The present work was designed to study Na+ K+ ATPase α1-subunit phosphorylation in rats with chronic renal failure (CRF) in comparison with normal rats. Na+ K+ ATPase α1-subunit phosphorylation degree was measured by binding the McK-1 antibody to dephosphorylated Ser-23 in microdissected medullary thick ascending limb of Henle (mTAL) segments. In addition, the total Na+ K+ ATPase α1-subunit expression and activity were also measured in the outer renal medulla homogenates and membranes.CRF rats showed a higher Na+ K+ ATPase activity, as compared with control rats (18.95 ± 2.4 vs. 11.21 ± 1.5 μmol Pi/mg prot/h, p < 0.05), accompanied by a higher total Na+ K+ ATPase expression (0.54 ± 0.04 vs. 0.27 ± 0.02 normalized arbitrary units (NU), p < 0.05).
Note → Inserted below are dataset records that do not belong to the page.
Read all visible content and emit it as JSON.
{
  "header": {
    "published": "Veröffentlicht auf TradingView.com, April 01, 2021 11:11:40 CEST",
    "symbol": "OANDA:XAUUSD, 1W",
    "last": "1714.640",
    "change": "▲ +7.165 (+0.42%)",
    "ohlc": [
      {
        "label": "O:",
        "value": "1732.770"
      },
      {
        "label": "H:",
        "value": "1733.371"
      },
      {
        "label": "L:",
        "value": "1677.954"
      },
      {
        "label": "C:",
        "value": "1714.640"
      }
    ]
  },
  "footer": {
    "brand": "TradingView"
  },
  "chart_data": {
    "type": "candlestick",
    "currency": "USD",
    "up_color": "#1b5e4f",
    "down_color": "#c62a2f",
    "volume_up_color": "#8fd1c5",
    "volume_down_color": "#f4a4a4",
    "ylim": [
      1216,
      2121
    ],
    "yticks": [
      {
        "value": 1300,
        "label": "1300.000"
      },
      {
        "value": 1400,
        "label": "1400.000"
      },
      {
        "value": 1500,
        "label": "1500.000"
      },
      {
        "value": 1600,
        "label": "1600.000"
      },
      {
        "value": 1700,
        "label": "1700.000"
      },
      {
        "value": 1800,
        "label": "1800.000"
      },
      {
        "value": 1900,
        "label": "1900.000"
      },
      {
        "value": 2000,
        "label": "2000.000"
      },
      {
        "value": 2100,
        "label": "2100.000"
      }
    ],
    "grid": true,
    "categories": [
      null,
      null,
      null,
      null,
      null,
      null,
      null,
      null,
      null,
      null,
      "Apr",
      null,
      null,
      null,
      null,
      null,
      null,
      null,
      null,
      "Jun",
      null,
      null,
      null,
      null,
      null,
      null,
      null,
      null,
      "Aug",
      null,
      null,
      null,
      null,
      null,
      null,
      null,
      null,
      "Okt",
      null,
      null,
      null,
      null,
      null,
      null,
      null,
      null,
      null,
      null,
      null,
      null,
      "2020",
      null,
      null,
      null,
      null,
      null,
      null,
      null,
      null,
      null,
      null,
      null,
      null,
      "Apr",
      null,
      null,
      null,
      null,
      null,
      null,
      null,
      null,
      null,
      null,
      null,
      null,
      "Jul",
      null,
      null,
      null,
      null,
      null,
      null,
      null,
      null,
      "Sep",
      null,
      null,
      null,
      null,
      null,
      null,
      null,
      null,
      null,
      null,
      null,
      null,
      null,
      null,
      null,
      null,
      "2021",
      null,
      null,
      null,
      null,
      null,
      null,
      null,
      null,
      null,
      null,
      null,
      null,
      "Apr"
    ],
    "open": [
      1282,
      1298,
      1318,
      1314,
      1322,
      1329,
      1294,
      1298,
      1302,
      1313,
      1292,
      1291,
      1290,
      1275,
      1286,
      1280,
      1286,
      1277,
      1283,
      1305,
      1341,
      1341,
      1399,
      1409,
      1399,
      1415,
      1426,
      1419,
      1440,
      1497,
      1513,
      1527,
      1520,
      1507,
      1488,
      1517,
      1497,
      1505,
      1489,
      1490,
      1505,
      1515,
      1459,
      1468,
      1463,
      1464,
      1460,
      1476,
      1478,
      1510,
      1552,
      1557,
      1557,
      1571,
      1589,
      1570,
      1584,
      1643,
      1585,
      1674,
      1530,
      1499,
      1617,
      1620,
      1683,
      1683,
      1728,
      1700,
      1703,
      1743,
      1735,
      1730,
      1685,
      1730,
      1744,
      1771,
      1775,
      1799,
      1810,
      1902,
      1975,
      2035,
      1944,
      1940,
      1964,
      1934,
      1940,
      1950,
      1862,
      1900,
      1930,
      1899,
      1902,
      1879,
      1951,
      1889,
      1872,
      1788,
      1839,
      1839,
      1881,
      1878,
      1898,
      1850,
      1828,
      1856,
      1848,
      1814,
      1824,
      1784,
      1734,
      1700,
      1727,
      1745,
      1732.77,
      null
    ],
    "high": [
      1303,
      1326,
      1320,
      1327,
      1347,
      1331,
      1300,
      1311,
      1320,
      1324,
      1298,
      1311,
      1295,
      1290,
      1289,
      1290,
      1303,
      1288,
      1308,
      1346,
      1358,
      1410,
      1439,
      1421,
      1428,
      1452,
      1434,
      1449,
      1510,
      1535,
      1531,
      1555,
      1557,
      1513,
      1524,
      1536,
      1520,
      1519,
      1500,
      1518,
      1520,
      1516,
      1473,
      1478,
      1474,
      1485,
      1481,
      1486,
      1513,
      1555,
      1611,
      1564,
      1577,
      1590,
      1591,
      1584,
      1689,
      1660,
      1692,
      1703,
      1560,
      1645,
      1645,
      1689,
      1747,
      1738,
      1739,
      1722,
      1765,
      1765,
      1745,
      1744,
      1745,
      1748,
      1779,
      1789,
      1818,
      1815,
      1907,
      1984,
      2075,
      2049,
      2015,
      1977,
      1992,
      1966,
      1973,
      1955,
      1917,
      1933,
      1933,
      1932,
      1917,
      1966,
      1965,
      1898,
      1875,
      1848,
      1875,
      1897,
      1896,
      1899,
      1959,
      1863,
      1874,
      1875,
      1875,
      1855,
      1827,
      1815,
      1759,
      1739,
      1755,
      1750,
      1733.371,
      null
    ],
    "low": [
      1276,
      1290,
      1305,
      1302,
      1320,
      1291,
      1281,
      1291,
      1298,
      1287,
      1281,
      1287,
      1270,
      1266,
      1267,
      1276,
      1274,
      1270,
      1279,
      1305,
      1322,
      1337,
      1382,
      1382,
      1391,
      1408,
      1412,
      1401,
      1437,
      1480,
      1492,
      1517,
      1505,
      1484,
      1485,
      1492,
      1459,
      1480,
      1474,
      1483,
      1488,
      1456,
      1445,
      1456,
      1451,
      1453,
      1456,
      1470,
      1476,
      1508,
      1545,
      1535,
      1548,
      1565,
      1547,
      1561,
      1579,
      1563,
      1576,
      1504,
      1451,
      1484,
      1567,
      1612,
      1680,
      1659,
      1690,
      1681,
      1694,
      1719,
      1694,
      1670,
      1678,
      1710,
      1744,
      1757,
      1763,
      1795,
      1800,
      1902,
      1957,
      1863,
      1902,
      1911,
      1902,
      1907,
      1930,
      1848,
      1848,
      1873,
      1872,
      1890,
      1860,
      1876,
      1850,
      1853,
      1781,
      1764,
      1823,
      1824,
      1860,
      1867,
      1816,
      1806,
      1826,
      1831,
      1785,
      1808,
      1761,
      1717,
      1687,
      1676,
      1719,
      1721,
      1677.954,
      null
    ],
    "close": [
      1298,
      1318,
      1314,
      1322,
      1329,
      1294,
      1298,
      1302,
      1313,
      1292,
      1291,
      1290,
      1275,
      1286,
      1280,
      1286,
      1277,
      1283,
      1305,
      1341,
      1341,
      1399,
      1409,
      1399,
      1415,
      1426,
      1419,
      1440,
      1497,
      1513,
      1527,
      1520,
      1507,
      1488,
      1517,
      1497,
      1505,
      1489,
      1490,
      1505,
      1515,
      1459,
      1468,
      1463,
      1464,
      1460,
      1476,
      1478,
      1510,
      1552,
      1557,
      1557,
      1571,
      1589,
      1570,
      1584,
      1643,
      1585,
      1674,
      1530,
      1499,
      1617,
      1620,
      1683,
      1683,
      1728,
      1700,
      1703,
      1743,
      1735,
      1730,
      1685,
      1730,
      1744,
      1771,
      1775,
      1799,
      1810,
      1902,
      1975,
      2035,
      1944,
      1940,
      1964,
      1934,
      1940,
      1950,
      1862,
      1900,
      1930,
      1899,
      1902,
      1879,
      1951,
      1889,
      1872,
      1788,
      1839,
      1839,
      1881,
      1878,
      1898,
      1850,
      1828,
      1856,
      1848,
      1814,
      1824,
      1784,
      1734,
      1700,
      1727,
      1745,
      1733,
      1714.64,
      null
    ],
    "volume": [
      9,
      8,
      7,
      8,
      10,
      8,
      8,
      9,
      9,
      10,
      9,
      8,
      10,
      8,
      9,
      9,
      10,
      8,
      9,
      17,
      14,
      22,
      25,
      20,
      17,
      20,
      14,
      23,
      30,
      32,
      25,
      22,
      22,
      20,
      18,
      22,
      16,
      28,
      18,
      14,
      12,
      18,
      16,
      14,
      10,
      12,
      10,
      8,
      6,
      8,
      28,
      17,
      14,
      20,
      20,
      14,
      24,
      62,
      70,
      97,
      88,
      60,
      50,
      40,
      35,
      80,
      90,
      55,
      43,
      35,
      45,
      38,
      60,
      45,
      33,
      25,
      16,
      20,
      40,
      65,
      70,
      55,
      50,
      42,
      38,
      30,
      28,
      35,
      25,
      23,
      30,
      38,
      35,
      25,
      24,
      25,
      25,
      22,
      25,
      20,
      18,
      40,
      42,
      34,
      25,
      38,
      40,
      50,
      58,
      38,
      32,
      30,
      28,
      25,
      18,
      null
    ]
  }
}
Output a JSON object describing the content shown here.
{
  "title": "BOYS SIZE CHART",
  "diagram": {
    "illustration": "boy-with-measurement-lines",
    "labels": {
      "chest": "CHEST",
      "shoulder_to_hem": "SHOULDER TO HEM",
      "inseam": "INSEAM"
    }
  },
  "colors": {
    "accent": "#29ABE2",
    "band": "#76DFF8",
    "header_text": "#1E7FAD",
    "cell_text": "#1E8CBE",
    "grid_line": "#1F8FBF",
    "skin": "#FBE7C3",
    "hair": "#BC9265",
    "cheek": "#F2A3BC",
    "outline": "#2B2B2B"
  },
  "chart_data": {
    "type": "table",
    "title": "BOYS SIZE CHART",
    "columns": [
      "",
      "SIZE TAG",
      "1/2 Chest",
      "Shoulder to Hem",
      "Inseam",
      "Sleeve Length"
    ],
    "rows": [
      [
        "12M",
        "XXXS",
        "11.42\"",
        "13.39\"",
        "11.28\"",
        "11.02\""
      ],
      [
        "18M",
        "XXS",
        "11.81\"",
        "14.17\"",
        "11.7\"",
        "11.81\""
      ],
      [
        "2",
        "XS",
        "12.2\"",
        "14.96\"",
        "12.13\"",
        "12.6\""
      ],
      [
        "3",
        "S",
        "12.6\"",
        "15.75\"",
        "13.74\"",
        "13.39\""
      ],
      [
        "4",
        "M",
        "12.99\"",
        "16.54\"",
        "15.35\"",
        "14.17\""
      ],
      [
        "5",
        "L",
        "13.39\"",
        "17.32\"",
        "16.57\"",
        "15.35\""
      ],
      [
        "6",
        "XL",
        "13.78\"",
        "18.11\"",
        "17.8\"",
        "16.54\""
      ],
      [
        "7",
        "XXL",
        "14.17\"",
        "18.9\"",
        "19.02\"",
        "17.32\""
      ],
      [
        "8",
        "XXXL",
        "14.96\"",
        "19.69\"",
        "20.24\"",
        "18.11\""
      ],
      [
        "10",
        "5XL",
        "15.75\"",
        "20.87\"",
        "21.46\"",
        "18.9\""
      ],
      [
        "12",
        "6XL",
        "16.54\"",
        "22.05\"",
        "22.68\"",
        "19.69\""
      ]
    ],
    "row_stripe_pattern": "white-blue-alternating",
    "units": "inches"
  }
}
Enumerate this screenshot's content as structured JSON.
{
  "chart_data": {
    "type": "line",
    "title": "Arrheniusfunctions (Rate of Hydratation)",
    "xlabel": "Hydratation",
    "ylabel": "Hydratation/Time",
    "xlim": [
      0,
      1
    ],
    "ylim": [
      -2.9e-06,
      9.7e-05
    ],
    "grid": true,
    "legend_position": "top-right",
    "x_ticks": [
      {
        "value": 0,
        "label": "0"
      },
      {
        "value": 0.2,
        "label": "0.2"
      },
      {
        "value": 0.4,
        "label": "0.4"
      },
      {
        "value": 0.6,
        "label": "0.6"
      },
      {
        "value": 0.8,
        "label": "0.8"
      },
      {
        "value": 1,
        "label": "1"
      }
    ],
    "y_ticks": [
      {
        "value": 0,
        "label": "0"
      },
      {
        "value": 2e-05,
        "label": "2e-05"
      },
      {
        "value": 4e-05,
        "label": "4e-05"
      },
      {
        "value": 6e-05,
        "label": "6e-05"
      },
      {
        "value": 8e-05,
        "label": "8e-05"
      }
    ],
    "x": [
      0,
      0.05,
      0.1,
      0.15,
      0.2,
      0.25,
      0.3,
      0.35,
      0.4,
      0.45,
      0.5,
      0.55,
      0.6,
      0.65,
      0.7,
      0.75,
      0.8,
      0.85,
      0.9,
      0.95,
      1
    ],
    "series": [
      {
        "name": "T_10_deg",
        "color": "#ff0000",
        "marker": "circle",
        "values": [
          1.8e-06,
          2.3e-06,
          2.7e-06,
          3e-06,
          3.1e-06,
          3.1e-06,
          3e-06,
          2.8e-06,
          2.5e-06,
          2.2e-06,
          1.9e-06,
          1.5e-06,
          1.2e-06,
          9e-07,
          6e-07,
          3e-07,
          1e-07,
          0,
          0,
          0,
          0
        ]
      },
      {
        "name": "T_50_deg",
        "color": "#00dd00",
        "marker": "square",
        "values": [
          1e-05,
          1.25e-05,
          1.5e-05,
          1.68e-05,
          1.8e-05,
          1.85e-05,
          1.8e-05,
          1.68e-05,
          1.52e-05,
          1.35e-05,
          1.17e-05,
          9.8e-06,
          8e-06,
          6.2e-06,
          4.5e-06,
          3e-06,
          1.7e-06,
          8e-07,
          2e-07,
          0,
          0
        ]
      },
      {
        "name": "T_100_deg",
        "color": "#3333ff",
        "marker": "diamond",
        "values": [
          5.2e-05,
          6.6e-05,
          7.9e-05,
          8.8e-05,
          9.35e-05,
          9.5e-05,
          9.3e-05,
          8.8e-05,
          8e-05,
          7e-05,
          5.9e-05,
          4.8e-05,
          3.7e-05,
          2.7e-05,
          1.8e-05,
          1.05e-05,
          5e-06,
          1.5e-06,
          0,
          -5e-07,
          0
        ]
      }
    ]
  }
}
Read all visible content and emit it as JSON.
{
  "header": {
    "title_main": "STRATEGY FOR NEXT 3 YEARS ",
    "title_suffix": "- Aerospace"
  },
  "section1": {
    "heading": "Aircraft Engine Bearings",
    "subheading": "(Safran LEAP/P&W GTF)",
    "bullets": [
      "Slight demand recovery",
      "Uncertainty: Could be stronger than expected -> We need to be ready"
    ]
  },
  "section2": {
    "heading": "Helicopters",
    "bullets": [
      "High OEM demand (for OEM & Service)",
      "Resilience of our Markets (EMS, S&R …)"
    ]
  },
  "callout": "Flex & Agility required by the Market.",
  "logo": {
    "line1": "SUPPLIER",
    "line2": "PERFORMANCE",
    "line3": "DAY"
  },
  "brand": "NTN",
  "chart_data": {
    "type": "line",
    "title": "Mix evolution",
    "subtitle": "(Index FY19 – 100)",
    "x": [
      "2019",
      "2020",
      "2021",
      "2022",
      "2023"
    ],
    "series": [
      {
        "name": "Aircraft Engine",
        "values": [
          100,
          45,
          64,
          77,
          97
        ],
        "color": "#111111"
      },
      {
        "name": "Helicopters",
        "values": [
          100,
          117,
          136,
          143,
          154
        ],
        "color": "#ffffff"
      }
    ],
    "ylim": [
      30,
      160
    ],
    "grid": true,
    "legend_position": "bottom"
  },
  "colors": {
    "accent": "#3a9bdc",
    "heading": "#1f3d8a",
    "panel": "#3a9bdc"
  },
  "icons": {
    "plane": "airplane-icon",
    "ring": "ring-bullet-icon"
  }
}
When McK-1 antibody was used, a higher immunosignal in mTAL of CRF rats was observed, as compared with controls (6.3 ± 0.35 vs.4.1 ± 0.33 NU, p < 0.05). The ratio Na+ K+ ATPase α1-subunit phosphorylation / total Na+ K+ ATPase α1-subunit expression per μg protein showed a non-significant difference between CRF and control rats in microdissected mTAL segments (2.11 ± 0.12 vs.2.26 ± 0.18 NU, p = NS). The PKC inhibitor RO-318220 10−6M increased immunosignal (lower phosphorylation degree) in mTAL of CRF rats to 128.43 ± 7.08% (p < 0.05) but did not alter McK1 binding in control rats. Both phorbol 12-myristate 13-acetate (PMA) 10−6M and dopamine 10−6M decreased immunosignal in CRF rats, corresponding to a higher Na+ K+ ATPase α1-subunit phosphorylation degree at Ser-23 (55.26 ± 11.17% and 53.27 ± 7.12% compared with basal, p < 0.05). In mTAL of CRF rats, the calcineurin inhibitor FK-506 10−6M did not modify phosphorylation degree at Ser-23 of Na+ K+ ATPase α1-subunit (100.21 ± 3.00% compared with basal CRF). In control rats, FK 506 10−6M decreased the immunosignal, which corresponds to a higher Na+ K+ ATPase α1-subunit phosphorylation degree at Ser-23. The data suggest that the regulation of basal Na+ K+ ATPase α1-subunit phosphorylation degree at Ser-23 in mTAL segments of CRF rats was primarily dependent on PKC activation rather than calcineurin dependent mechanisms.